Слова: «штурмана к капитану» — перелетели из уст в уста, но никто не откликался. Наконец к Лудлову подошел матрос и сообщил, что врач просит его сойти к нему. Яркий свет фонаря и маленькая кучка людей, собравшихся близ фок-мачты, сразу объяснили, в чем дело. Старый штурман лежал в агонии, а врач, только-что покончивший с осмотром ран, укладывал на место свои инструменты.

— Надеюсь, раны не опасны? — прошептал с волнением капитан на ухо врачу. — Употребите в дело все ваше искусство.

— Положение безнадежное, капитан! — равнодушно ответил флегматичный хирург. — Но если интересуетесь операциями, то сегодня предстоит прекраснейший случай ампутации у одного марсового, которого я послал в лазарет.

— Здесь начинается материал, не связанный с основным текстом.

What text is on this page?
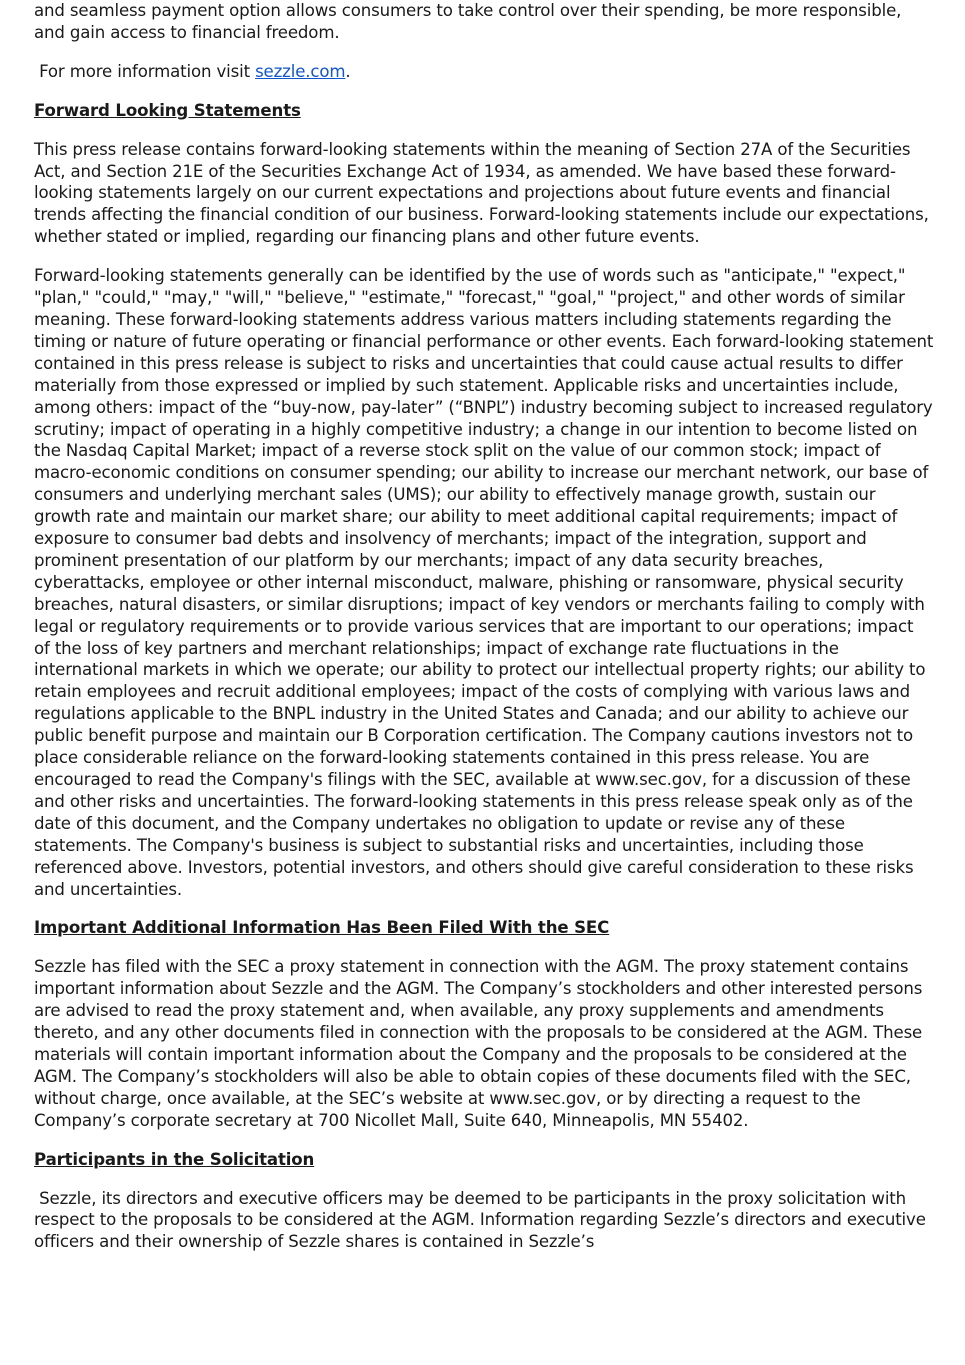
and seamless payment option allows consumers to take control over their spending, be more responsible, and gain access to financial freedom.

For more information visit sezzle.com.

Forward Looking Statements

This press release contains forward-looking statements within the meaning of Section 27A of the Securities Act, and Section 21E of the Securities Exchange Act of 1934, as amended. We have based these forward-looking statements largely on our current expectations and projections about future events and financial trends affecting the financial condition of our business. Forward-looking statements include our expectations, whether stated or implied, regarding our financing plans and other future events.

Forward-looking statements generally can be identified by the use of words such as "anticipate," "expect," "plan," "could," "may," "will," "believe," "estimate," "forecast," "goal," "project," and other words of similar meaning. These forward-looking statements address various matters including statements regarding the timing or nature of future operating or financial performance or other events. Each forward-looking statement contained in this press release is subject to risks and uncertainties that could cause actual results to differ materially from those expressed or implied by such statement. Applicable risks and uncertainties include, among others: impact of the “buy-now, pay-later” (“BNPL”) industry becoming subject to increased regulatory scrutiny; impact of operating in a highly competitive industry; a change in our intention to become listed on the Nasdaq Capital Market; impact of a reverse stock split on the value of our common stock; impact of macro-economic conditions on consumer spending; our ability to increase our merchant network, our base of consumers and underlying merchant sales (UMS); our ability to effectively manage growth, sustain our growth rate and maintain our market share; our ability to meet additional capital requirements; impact of exposure to consumer bad debts and insolvency of merchants; impact of the integration, support and prominent presentation of our platform by our merchants; impact of any data security breaches, cyberattacks, employee or other internal misconduct, malware, phishing or ransomware, physical security breaches, natural disasters, or similar disruptions; impact of key vendors or merchants failing to comply with legal or regulatory requirements or to provide various services that are important to our operations; impact of the loss of key partners and merchant relationships; impact of exchange rate fluctuations in the international markets in which we operate; our ability to protect our intellectual property rights; our ability to retain employees and recruit additional employees; impact of the costs of complying with various laws and regulations applicable to the BNPL industry in the United States and Canada; and our ability to achieve our public benefit purpose and maintain our B Corporation certification. The Company cautions investors not to place considerable reliance on the forward-looking statements contained in this press release. You are encouraged to read the Company's filings with the SEC, available at www.sec.gov, for a discussion of these and other risks and uncertainties. The forward-looking statements in this press release speak only as of the date of this document, and the Company undertakes no obligation to update or revise any of these statements. The Company's business is subject to substantial risks and uncertainties, including those referenced above. Investors, potential investors, and others should give careful consideration to these risks and uncertainties.

Important Additional Information Has Been Filed With the SEC

Sezzle has filed with the SEC a proxy statement in connection with the AGM. The proxy statement contains important information about Sezzle and the AGM. The Company’s stockholders and other interested persons are advised to read the proxy statement and, when available, any proxy supplements and amendments thereto, and any other documents filed in connection with the proposals to be considered at the AGM. These materials will contain important information about the Company and the proposals to be considered at the AGM. The Company’s stockholders will also be able to obtain copies of these documents filed with the SEC, without charge, once available, at the SEC’s website at www.sec.gov, or by directing a request to the Company’s corporate secretary at 700 Nicollet Mall, Suite 640, Minneapolis, MN 55402.

Participants in the Solicitation

Sezzle, its directors and executive officers may be deemed to be participants in the proxy solicitation with respect to the proposals to be considered at the AGM. Information regarding Sezzle’s directors and executive officers and their ownership of Sezzle shares is contained in Sezzle’s
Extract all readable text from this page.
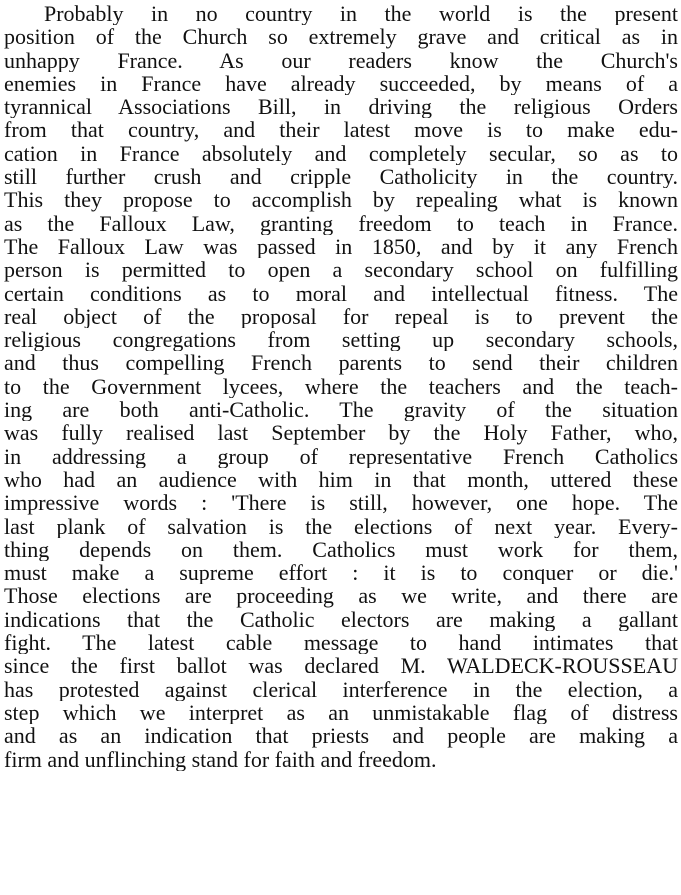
Probably in no country in the world is the present
position of the Church so extremely grave and critical as in
unhappy France. As our readers know the Church's
enemies in France have already succeeded, by means of a
tyrannical Associations Bill, in driving the religious Orders
from that country, and their latest move is to make edu-
cation in France absolutely and completely secular, so as to
still further crush and cripple Catholicity in the country.
This they propose to accomplish by repealing what is known
as the Falloux Law, granting freedom to teach in France.
The Falloux Law was passed in 1850, and by it any French
person is permitted to open a secondary school on fulfilling
certain conditions as to moral and intellectual fitness. The
real object of the proposal for repeal is to prevent the
religious congregations from setting up secondary schools,
and thus compelling French parents to send their children
to the Government lycees, where the teachers and the teach-
ing are both anti-Catholic. The gravity of the situation
was fully realised last September by the Holy Father, who,
in addressing a group of representative French Catholics
who had an audience with him in that month, uttered these
impressive words : 'There is still, however, one hope. The
last plank of salvation is the elections of next year. Every-
thing depends on them. Catholics must work for them,
must make a supreme effort : it is to conquer or die.'
Those elections are proceeding as we write, and there are
indications that the Catholic electors are making a gallant
fight. The latest cable message to hand intimates that
since the first ballot was declared M. WALDECK-ROUSSEAU
has protested against clerical interference in the election, a
step which we interpret as an unmistakable flag of distress
and as an indication that priests and people are making a
firm and unflinching stand for faith and freedom.
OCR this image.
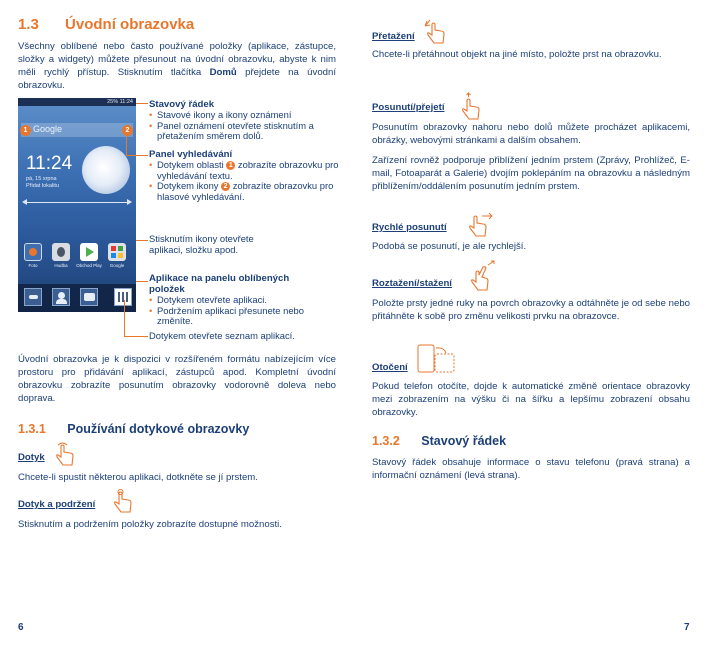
1.3 Úvodní obrazovka
Všechny oblíbené nebo často používané položky (aplikace, zástupce, složky a widgety) můžete přesunout na úvodní obrazovku, abyste k nim měli rychlý přístup. Stisknutím tlačítka Domů přejdete na úvodní obrazovku.
25% 11:24
Google
1	2
11:24
pá, 15 srpna
Přidat lokalitu
Foto	Hudba	Obchod Play	Google
Stavový řádek
• Stavové ikony a ikony oznámení
• Panel oznámení otevřete stisknutím a přetažením směrem dolů.
Panel vyhledávání
• Dotykem oblasti 1 zobrazíte obrazovku pro vyhledávání textu.
• Dotykem ikony 2 zobrazíte obrazovku pro hlasové vyhledávání.
Stisknutím ikony otevřete aplikaci, složku apod.
Aplikace na panelu oblíbených položek
• Dotykem otevřete aplikaci.
• Podržením aplikaci přesunete nebo změníte.
Dotykem otevřete seznam aplikací.
Úvodní obrazovka je k dispozici v rozšířeném formátu nabízejícím více prostoru pro přidávání aplikací, zástupců apod. Kompletní úvodní obrazovku zobrazíte posunutím obrazovky vodorovně doleva nebo doprava.
1.3.1 Používání dotykové obrazovky
Dotyk
Chcete-li spustit některou aplikaci, dotkněte se jí prstem.
Dotyk a podržení
Stisknutím a podržením položky zobrazíte dostupné možnosti.
6
Přetažení
Chcete-li přetáhnout objekt na jiné místo, položte prst na obrazovku.
Posunutí/přejetí
Posunutím obrazovky nahoru nebo dolů můžete procházet aplikacemi, obrázky, webovými stránkami a dalším obsahem.
Zařízení rovněž podporuje přiblížení jedním prstem (Zprávy, Prohlížeč, E-mail, Fotoaparát a Galerie) dvojím poklepáním na obrazovku a následným přiblížením/oddálením posunutím jedním prstem.
Rychlé posunutí
Podobá se posunutí, je ale rychlejší.
Roztažení/stažení
Položte prsty jedné ruky na povrch obrazovky a odtáhněte je od sebe nebo přitáhněte k sobě pro změnu velikosti prvku na obrazovce.
Otočení
Pokud telefon otočíte, dojde k automatické změně orientace obrazovky mezi zobrazením na výšku či na šířku a lepšímu zobrazení obsahu obrazovky.
1.3.2 Stavový řádek
Stavový řádek obsahuje informace o stavu telefonu (pravá strana) a informační oznámení (levá strana).
7
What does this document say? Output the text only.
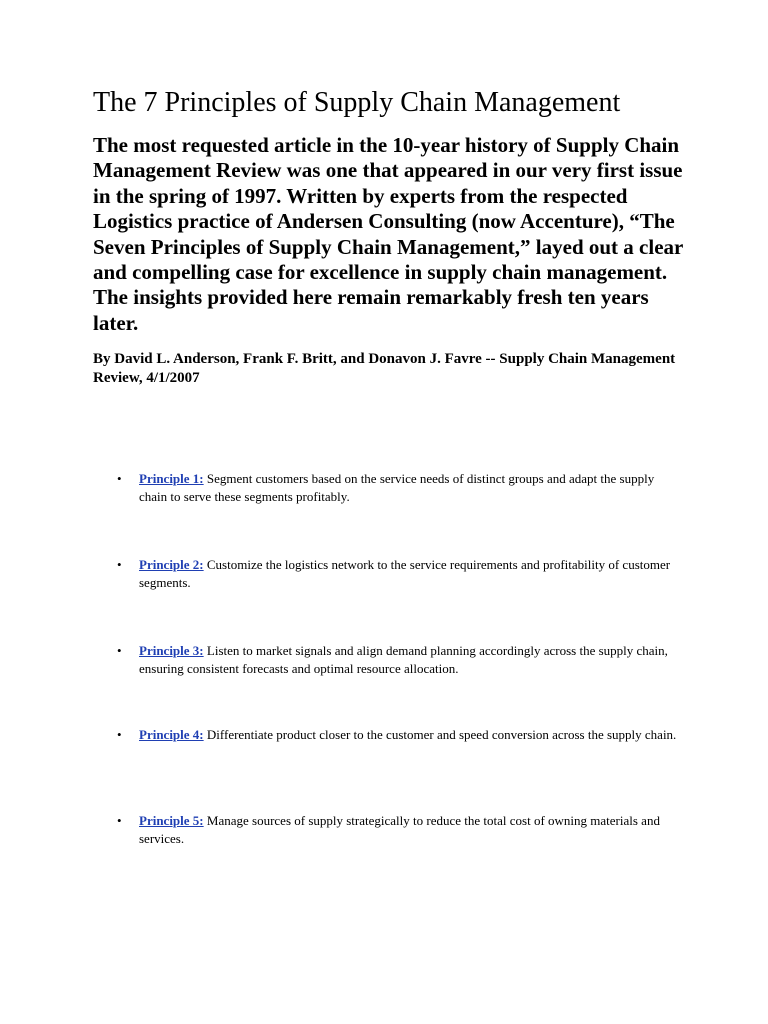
The 7 Principles of Supply Chain Management

The most requested article in the 10-year history of Supply Chain Management Review was one that appeared in our very first issue in the spring of 1997. Written by experts from the respected Logistics practice of Andersen Consulting (now Accenture), “The Seven Principles of Supply Chain Management,” layed out a clear and compelling case for excellence in supply chain management. The insights provided here remain remarkably fresh ten years later.

By David L. Anderson, Frank F. Britt, and Donavon J. Favre -- Supply Chain Management Review, 4/1/2007

• Principle 1: Segment customers based on the service needs of distinct groups and adapt the supply chain to serve these segments profitably.
• Principle 2: Customize the logistics network to the service requirements and profitability of customer segments.
• Principle 3: Listen to market signals and align demand planning accordingly across the supply chain, ensuring consistent forecasts and optimal resource allocation.
• Principle 4: Differentiate product closer to the customer and speed conversion across the supply chain.
• Principle 5: Manage sources of supply strategically to reduce the total cost of owning materials and services.
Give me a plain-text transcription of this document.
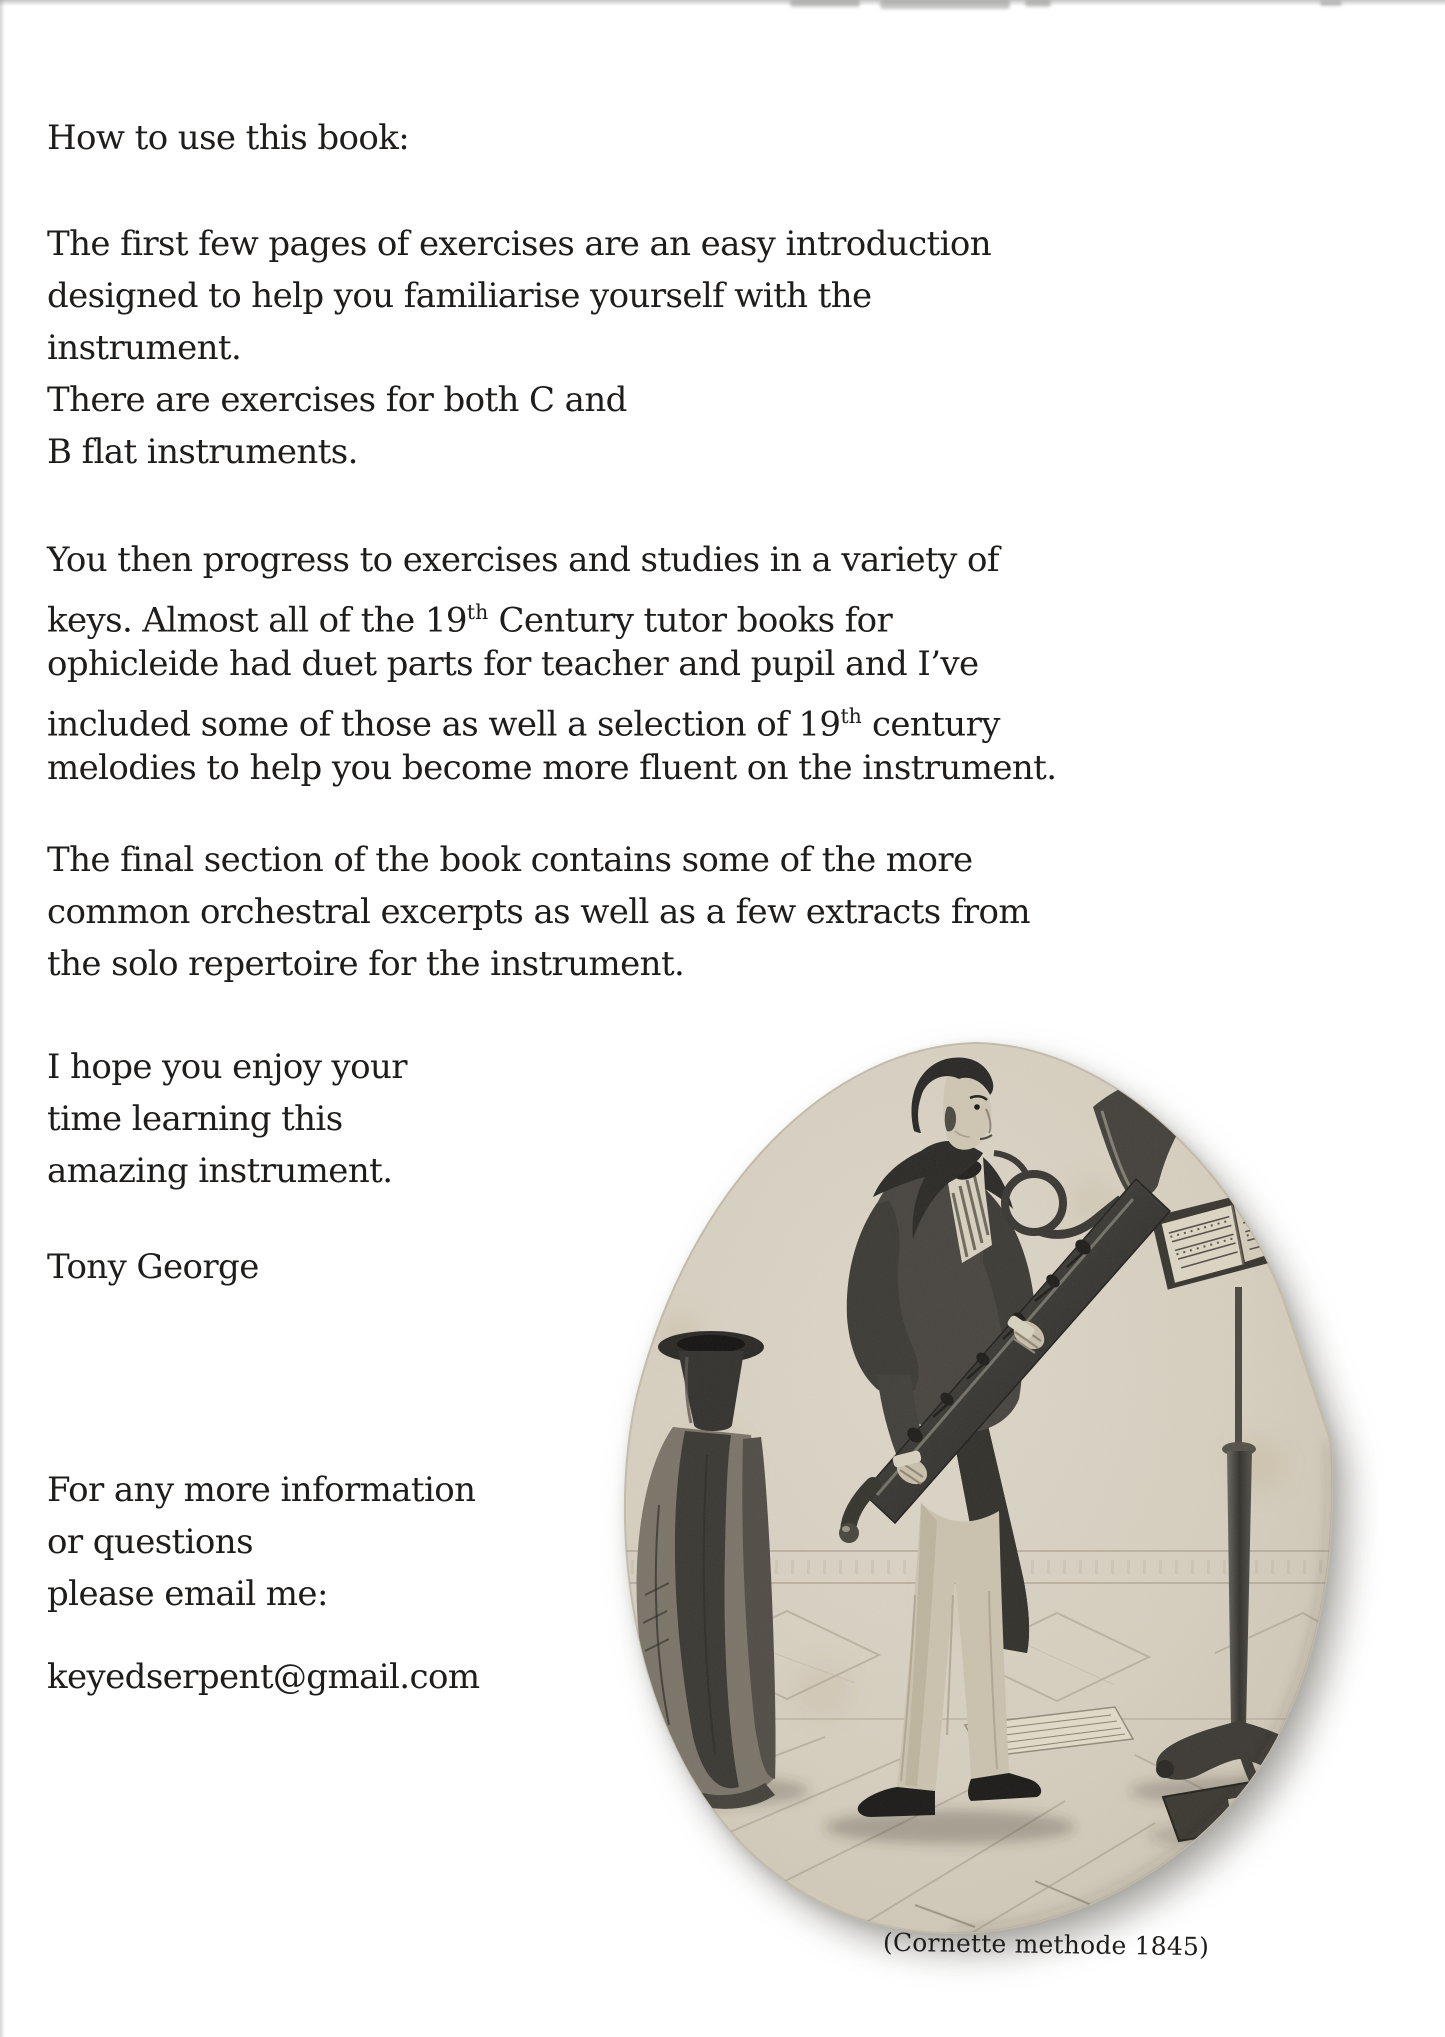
How to use this book:
The first few pages of exercises are an easy introduction
designed to help you familiarise yourself with the
instrument.
There are exercises for both C and
B flat instruments.
You then progress to exercises and studies in a variety of
keys. Almost all of the 19th Century tutor books for
ophicleide had duet parts for teacher and pupil and I’ve
included some of those as well a selection of 19th century
melodies to help you become more fluent on the instrument.
The final section of the book contains some of the more
common orchestral excerpts as well as a few extracts from
the solo repertoire for the instrument.
I hope you enjoy your
time learning this
amazing instrument.
Tony George
For any more information
or questions
please email me:
keyedserpent@gmail.com
(Cornette methode 1845)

Случай действительно редкий!

— Ступайте живей! — прервал Лудлов почтенного медика. — Идите туда, где ваши услуги принесут пользу!

— Как бы мне хотелось, чтобы часть твоих ран была на более молодых и сильных! — промолвил с состраданием капитан, склонившись, над умирающим. — Не могу ли я что-либо сделать для твоего, успокоения, мой старый и верный товарищ?

— Берегите корабль, — задыхающимся голосом проговорил старый моряк. — Я думал об экипаже… Вам придется перерезать… Они никогда не смогут поднять якорь… Ветер дует с севера.

— Все это уже сделано. Не утомляй себя заботами о корабле. О нем будут заботиться, даю тебе слово! Не хочешь ли что передать своей жене в Англию?

— Она получит после меня пенсию и, надеюсь, будет счастлива. Берегитесь рифа близ Монтаука… Если ваша совесть дозволит, не забудьте в своем донесении упомянуть и о старом Томе Тризае.

Голос моряка становился все тише и тише и наконец перешел в шопот. Лудлов видел, что старик хочет еще что-то сказать. Он наклонился к самому его лицу.

— Я говорю… что стаксель и задние штанги сместились. Берегите рангоут… иногда… бывают шквалы… ночью… в Америке.

С этими словами моряк в последний раз вздохнул и смолк. Тело его перенесли на корму, и Лудлов с тяжелым сердцем возвратился к своим обязанностям. Несмотря на огромную потерю, понесенную «Кокеткой», маневр с поднятием парусов был выполнен довольно быстро, и корабль печально тронулся в путь. Лудлов поднялся на корму с целью осмотреть горизонт и определить план действий. Здесь он увидел, что его уже предупредили. Перед ним стоял Пенитель Моря.

— Я обязан вам своим кораблем и, можно прибавить, своею жизнью! — сказал капитан контрабандисту.

— Вспомните о своих матросах, выдержавших испытание, подобное сегодняшнему. Да, надо было торопиться! Мы только должны были потерять несколько времени за переноской наших лодок из бухты в море.

— Тот, кто оказал такую услугу, не нуждается в извинениях!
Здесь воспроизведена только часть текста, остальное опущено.